Auf den Spuren Kubricks
Freudig lässt er seine Kenntnisse und Erkenntnisse einfließen. Auf einem Trip nach Montana auf den Spuren von Kubricks „The Shining“ erfahren wir Wissenswertes über den Konflikt zwischen Native Americans und Amish People. In einem schäbigen Hotel geht nachts geräuschvoll die kleine Spielzeug-U-Bahn an, die er unterwegs gekauft hat. Anlass genug, über die Art und Weise nachzudenken, wie Paare im öffentlichen Raum ihre Körper zueinander in Beziehung setzen. Überhaupt der Raum. Er ist der eigentliche Held der Geschichte.

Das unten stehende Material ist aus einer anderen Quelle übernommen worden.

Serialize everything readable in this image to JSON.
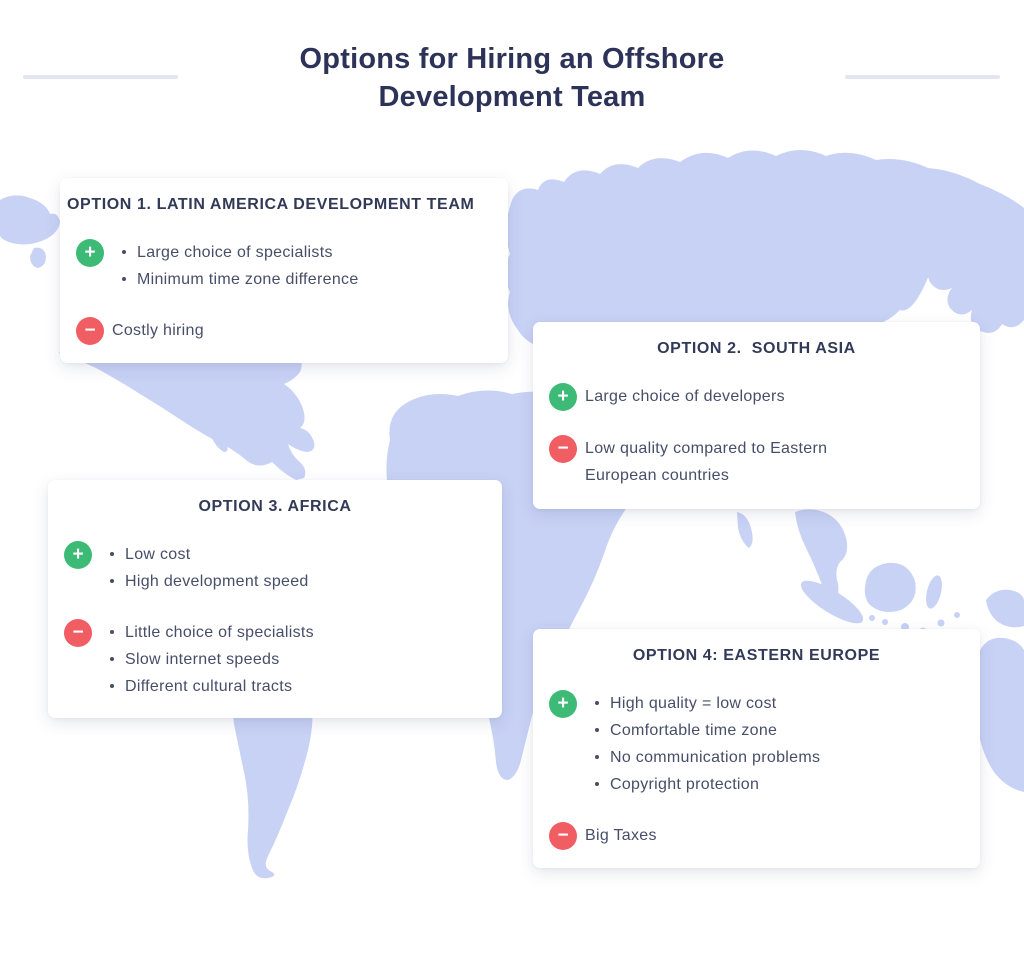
{
  "title": {
    "line1": "Options for Hiring an Offshore",
    "line2": "Development Team"
  },
  "colors": {
    "page_bg": "#ffffff",
    "map": "#c8d2f5",
    "title": "#2d3259",
    "card_bg": "#ffffff",
    "header": "#323a58",
    "body": "#474e68",
    "plus": "#3dbb76",
    "minus": "#f05d63",
    "rule": "#e3e5f0",
    "icon_glyph": "#ffffff"
  },
  "icons": {
    "plus_glyph": "+",
    "minus_glyph": "−"
  },
  "cards": [
    {
      "name": "option-1-latin-america-card",
      "title": "OPTION 1. LATIN AMERICA DEVELOPMENT TEAM",
      "pros": {
        "bulleted": true,
        "items": [
          "Large choice of specialists",
          "Minimum time zone difference"
        ]
      },
      "cons": {
        "bulleted": false,
        "items": [
          "Costly hiring"
        ]
      }
    },
    {
      "name": "option-2-south-asia-card",
      "title": "OPTION 2.  SOUTH ASIA",
      "pros": {
        "bulleted": false,
        "items": [
          "Large choice of developers"
        ]
      },
      "cons": {
        "bulleted": false,
        "items": [
          "Low quality compared to Eastern European countries"
        ]
      }
    },
    {
      "name": "option-3-africa-card",
      "title": "OPTION 3. AFRICA",
      "pros": {
        "bulleted": true,
        "items": [
          "Low cost",
          "High development speed"
        ]
      },
      "cons": {
        "bulleted": true,
        "items": [
          "Little choice of specialists",
          "Slow internet speeds",
          "Different cultural tracts"
        ]
      }
    },
    {
      "name": "option-4-eastern-europe-card",
      "title": "OPTION 4: EASTERN EUROPE",
      "pros": {
        "bulleted": true,
        "items": [
          "High quality = low cost",
          "Comfortable time zone",
          "No communication problems",
          "Copyright protection"
        ]
      },
      "cons": {
        "bulleted": false,
        "items": [
          "Big Taxes"
        ]
      }
    }
  ]
}
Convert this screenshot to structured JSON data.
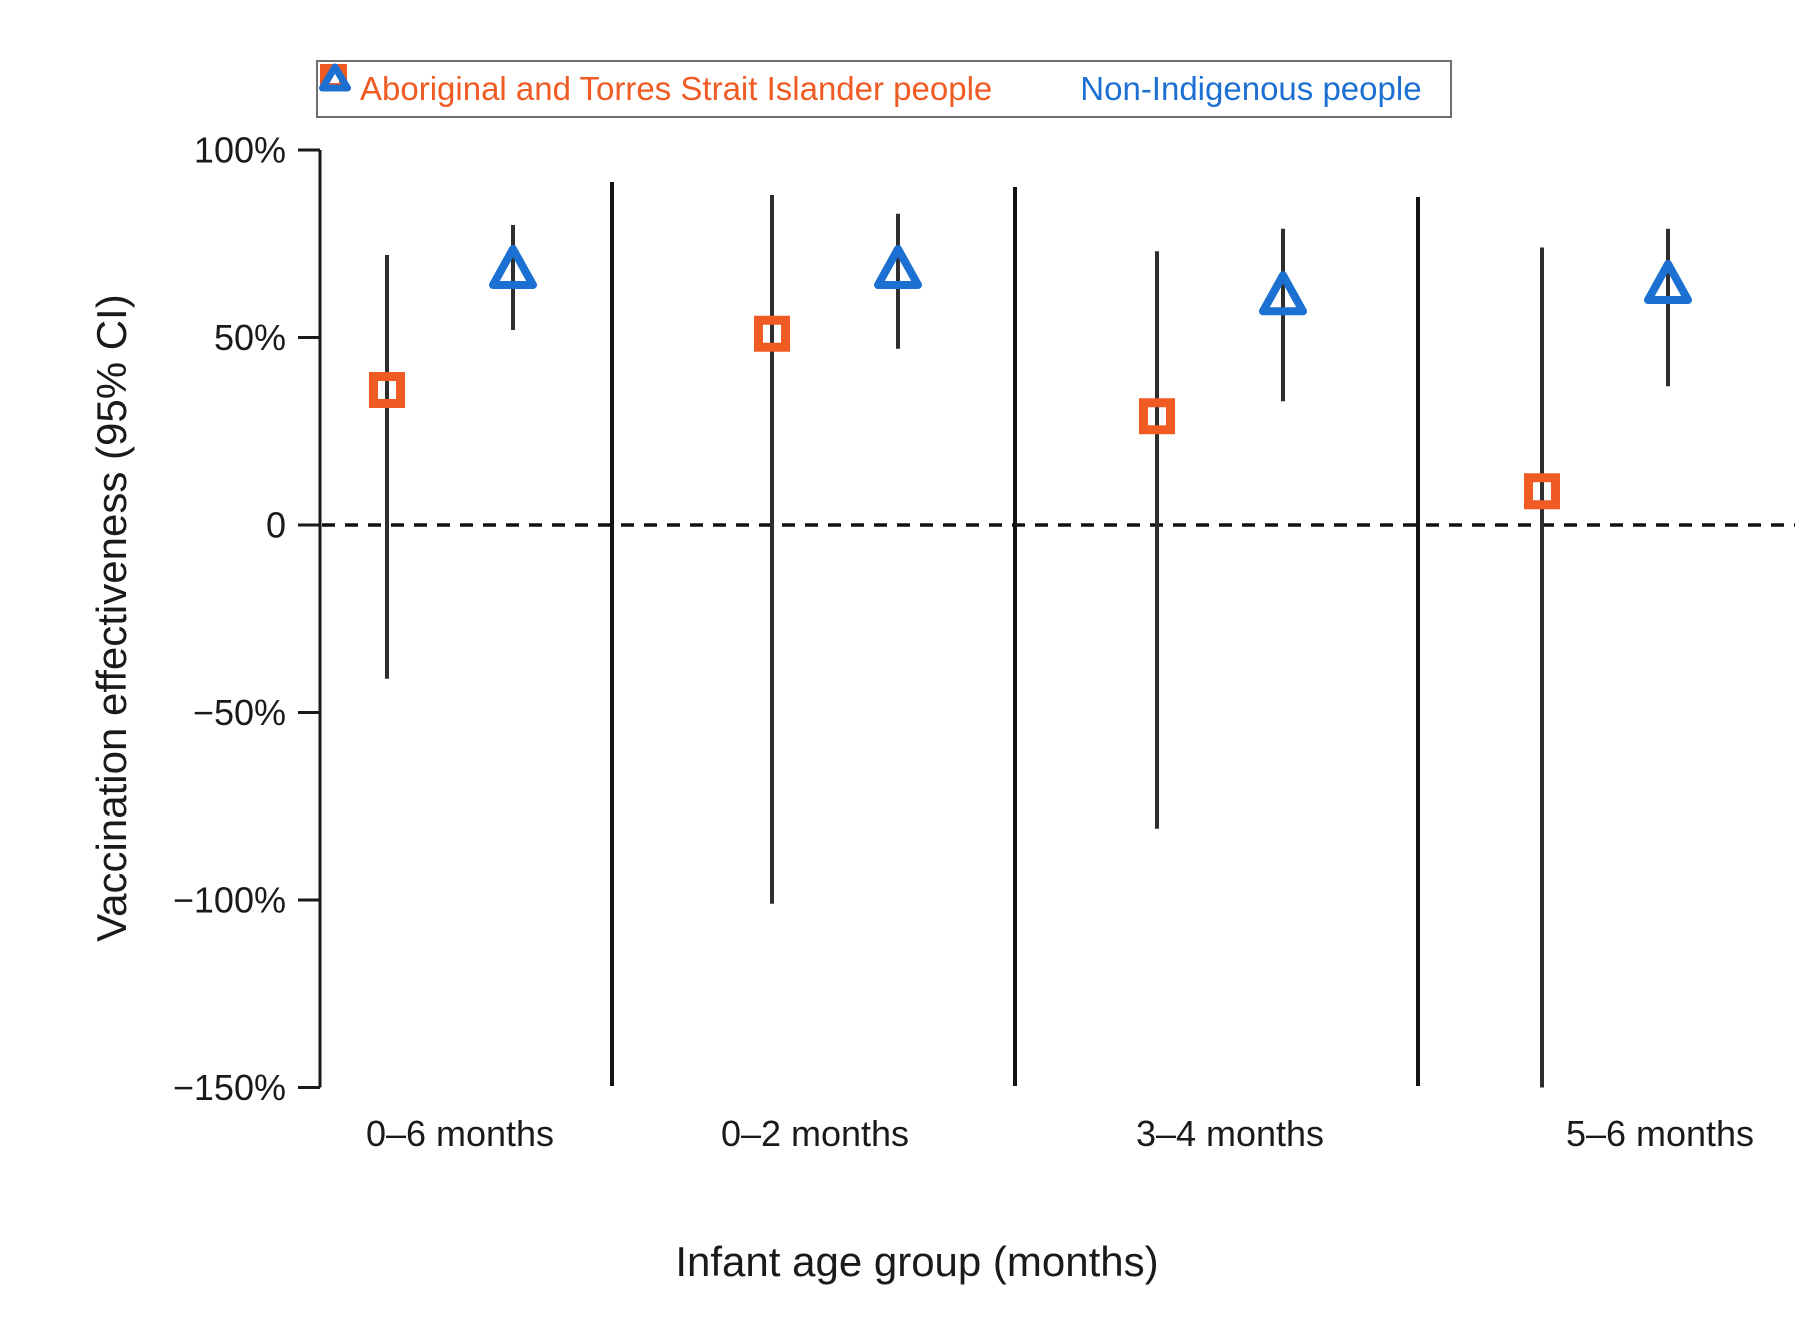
{
  "chart_data": {
    "type": "scatter",
    "subtype": "point-estimate-with-95ci-error-bars",
    "title": "",
    "xlabel": "Infant age group (months)",
    "ylabel": "Vaccination effectiveness (95% CI)",
    "categories": [
      "0–6 months",
      "0–2 months",
      "3–4 months",
      "5–6 months"
    ],
    "y_axis": {
      "unit": "%",
      "ylim": [
        -150,
        100
      ],
      "ticks": [
        100,
        50,
        0,
        -50,
        -100,
        -150
      ],
      "tick_labels": [
        "100%",
        "50%",
        "0",
        "−50%",
        "−100%",
        "−150%"
      ]
    },
    "zero_reference_line": {
      "value": 0,
      "style": "dashed",
      "color": "#111111"
    },
    "group_separator_lines": {
      "between_groups": true,
      "color": "#141414"
    },
    "grid": false,
    "legend_position": "top-center",
    "series": [
      {
        "name": "Aboriginal and Torres Strait Islander people",
        "marker": "square-outline",
        "color": "#F05A23",
        "estimates": [
          36,
          51,
          29,
          9
        ],
        "ci_low": [
          -41,
          -101,
          -81,
          -150
        ],
        "ci_high": [
          72,
          88,
          73,
          74
        ],
        "ci_low_clipped_at_axis_min": [
          false,
          false,
          false,
          true
        ]
      },
      {
        "name": "Non-Indigenous people",
        "marker": "triangle-outline",
        "color": "#1C70D2",
        "estimates": [
          68,
          68,
          61,
          64
        ],
        "ci_low": [
          52,
          47,
          33,
          37
        ],
        "ci_high": [
          80,
          83,
          79,
          79
        ],
        "ci_low_clipped_at_axis_min": [
          false,
          false,
          false,
          false
        ]
      }
    ]
  }
}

Ob als Landschaft zwischen Rom und Neapel, die in Roberto Rossellinis „Viaggio in Italia“ 1954 noch bäuerlich geprägt war, oder als riesige Lagerhalle für den Online-Handel, der die damals entstehenden Supermärkte wieder verdrängt. In Shaptons Geburtsort Toronto, in dem David Cronenbergs „Crash“ von 1996 spielt, sind die zwölf- bis fünfzehnspurigen Freeways das größte und monströseste Bauwerk. Der Plan von Sidewalk Labs, zu Alphabet gehörend, dort eine Smart City zu bauen, wurde glücklicherweise nicht verwirklicht. Dass die Kameras neuester Autos mittlerweile die Insassen beobachten, ist für Maak „die perverse Endstufe einer Moderne, die alle Formen von Intensität und Nähe zugunsten von Komfort und Sicherheit abgeschafft hat.“
Das Buch zieht stilistisch viele Register. Der eigentliche Coup aber sind die Aquarelle, die Leanne Shapton während der Fahrt unablässig gemalt hat. Außenwelt und Innenwelt fließen zusammen (und manchmal zerfließt auch die Farbe auf der Rückbank). Es sind Stimmungsbilder eines imaginären Raums, wie ihn manche Autofahrten mit Filmen und Büchern teilten – als Autos noch intime Räume waren, Orte heimlicher Zärtlichkeiten und vertrauter Gespräche, mit denen man wie zufällig auch von hier nach dort kam.
Niklas Maaks intellektuell bewaffnete Melancholie und die radikale Offenheit von Shaptons Aquarellen machen aus „Eine Frau und ein Mann“ ein Glück verheißendes Vehikel. Es macht Vergnügen, damit durch die Welt zu kurven.